Не койот рычал сейчас перед ним, а гневался грозный ягуар!
И не сорок погибших могли кануть в его ненасытную утробу, а семь сотен! Двести – с «Тофала», сто семьдесят – с «Сирима» и по сотне и десятку – с каждого из малых кораблей…
Глыбы вековечного льда шевельнулись в груди Дженнака и застыли.
Каким-то образом он чувствовал, знал, что яростный шторм надвигается с севера и разразится внезапно. С севера! В том было спасение, ибо к югу лежал открытый океан, а на востоке вставала земля – не столь уж близко, но и не слишком далеко. В иное время это ощущение твердости и прочности берега, простиравшегося за зыбким маревом вод, показалось бы ему долгожданным, радостным, достойным благодарственного Песнопения. В иное время… Но сейчас земля Риканны, к которой стремились его корабли, сулила не отдых, не торжество, не победу, но гибель.

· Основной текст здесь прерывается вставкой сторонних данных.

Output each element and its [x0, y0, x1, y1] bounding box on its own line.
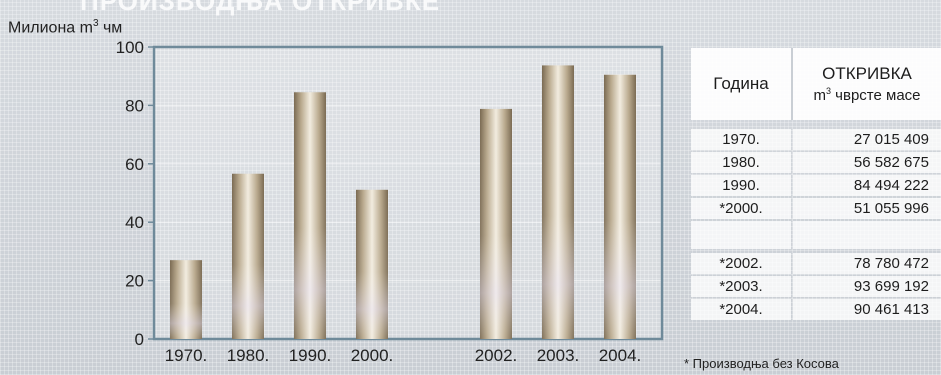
table-cell-year: *2000. [691, 198, 791, 219]
unit-label-sup: 3 [92, 18, 99, 29]
table-cell-year: *2003. [691, 276, 791, 297]
table-header: Година ОТКРИВКА m3 чврсте масе [691, 48, 941, 120]
table-header-value-title: ОТКРИВКА [822, 64, 912, 83]
y-tick-label: 40 [125, 213, 144, 232]
table-cell-year: 1990. [691, 175, 791, 196]
table-cell-year: *2004. [691, 299, 791, 320]
table-header-value: ОТКРИВКА m3 чврсте масе [793, 48, 941, 120]
table-row: 1990. 84 494 222 [691, 175, 941, 196]
bar-sheen [356, 189, 388, 339]
unit-sup: 3 [825, 86, 831, 96]
chart-top-title: ПРОИЗВОДЊА ОТКРИВКЕ [80, 0, 441, 16]
table-row: 1970. 27 015 409 [691, 129, 941, 150]
table-header-year: Година [713, 74, 769, 93]
table-cell-value: 56 582 675 [793, 152, 941, 173]
table-cell-year: *2002. [691, 253, 791, 274]
table-cell-value: 93 699 192 [793, 276, 941, 297]
y-tick-label: 60 [125, 155, 144, 174]
plot-frame [152, 45, 664, 341]
table-header-value-unit: m3 чврсте масе [813, 86, 920, 104]
table-cell-value: 84 494 222 [793, 175, 941, 196]
bar-sheen [232, 173, 264, 339]
bar-sheen [542, 65, 574, 339]
bar-sheen [170, 260, 202, 339]
unit-prefix: m [813, 87, 826, 104]
bar-sheen [604, 74, 636, 340]
table-header-separator [791, 48, 793, 120]
bar-chart: 0 20 40 60 80 100 1970. 1980. 1990. 2000. 2002. 200… [116, 38, 664, 365]
table-row: *2003. 93 699 192 [691, 276, 941, 297]
y-tick-label: 0 [135, 330, 144, 349]
unit-label-prefix: Милиона m [8, 19, 93, 37]
table-row-empty [691, 221, 941, 249]
bar-sheen [294, 92, 326, 339]
table-cell-value: 51 055 996 [793, 198, 941, 219]
table-cell-value-empty [793, 221, 941, 249]
table-cell-year-empty [691, 221, 791, 249]
data-table: Година ОТКРИВКА m3 чврсте масе 1970. 27 0… [691, 48, 941, 322]
unit-label-suffix: чм [98, 19, 123, 37]
y-tick-label: 80 [125, 96, 144, 115]
x-tick-label: 1990. [289, 346, 332, 365]
x-tick-label: 2002. [475, 346, 518, 365]
plot-area [154, 47, 662, 339]
table-cell-value: 27 015 409 [793, 129, 941, 150]
x-tick-label: 1980. [227, 346, 270, 365]
table-row: *2000. 51 055 996 [691, 198, 941, 219]
table-row: *2002. 78 780 472 [691, 253, 941, 274]
table-row: *2004. 90 461 413 [691, 299, 941, 320]
x-tick-label: 2000. [351, 346, 394, 365]
table-cell-year: 1970. [691, 129, 791, 150]
footnote: * Производња без Косова [684, 356, 839, 371]
table-cell-value: 90 461 413 [793, 299, 941, 320]
table-cell-value: 78 780 472 [793, 253, 941, 274]
table-cell-year: 1980. [691, 152, 791, 173]
x-tick-label: 2004. [599, 346, 642, 365]
y-tick-label: 20 [125, 272, 144, 291]
x-tick-label: 1970. [165, 346, 208, 365]
x-tick-label: 2003. [537, 346, 580, 365]
y-axis-unit-label: Милиона m3 чм [8, 18, 122, 37]
bar-sheen [480, 108, 512, 340]
y-tick-label: 100 [116, 38, 144, 57]
unit-suffix: чврсте масе [831, 87, 921, 104]
table-row: 1980. 56 582 675 [691, 152, 941, 173]
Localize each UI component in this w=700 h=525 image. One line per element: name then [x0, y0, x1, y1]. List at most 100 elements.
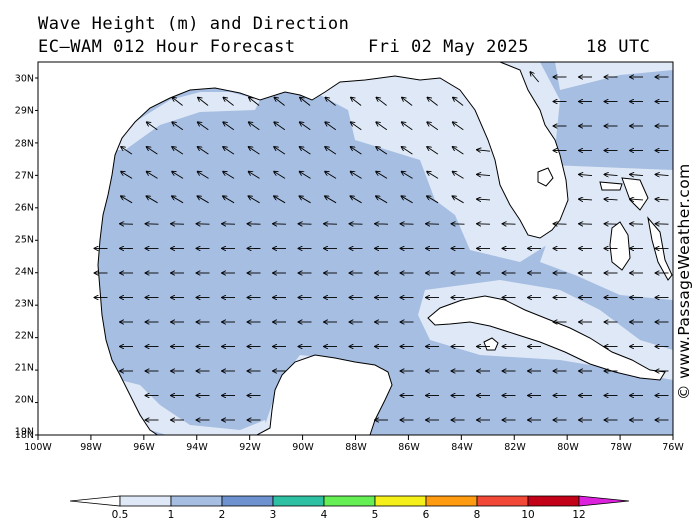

И мнилось Дженнаку, что вновь стоит он на фиратском валу, над бушующими грозными ордами, что готовы затопить, уничтожить, смыть в небытие его людей; что вновь он вождь, наком, решающий дело жизни и смерти, сражения или бегства; что снова он должен биться, спасать и охранять – магической ли своей силой, дарованной богами, либо силой духа и рук; что опять на нем тяжелый доспех, шлем с соколом и боевой пояс с прямыми тайонельскими клинками, а впереди скалится и ревет многоглавое злобное чудище. То был миг прозрения! Миг, когда он понял, зачем отправился в сей поход, зачем принял на себя бремя власти. Власть – неволя, а кецаль в неволе не живет… Значит, он не кецаль, не мудрый владыка птиц! Не кецаль… Так кто же?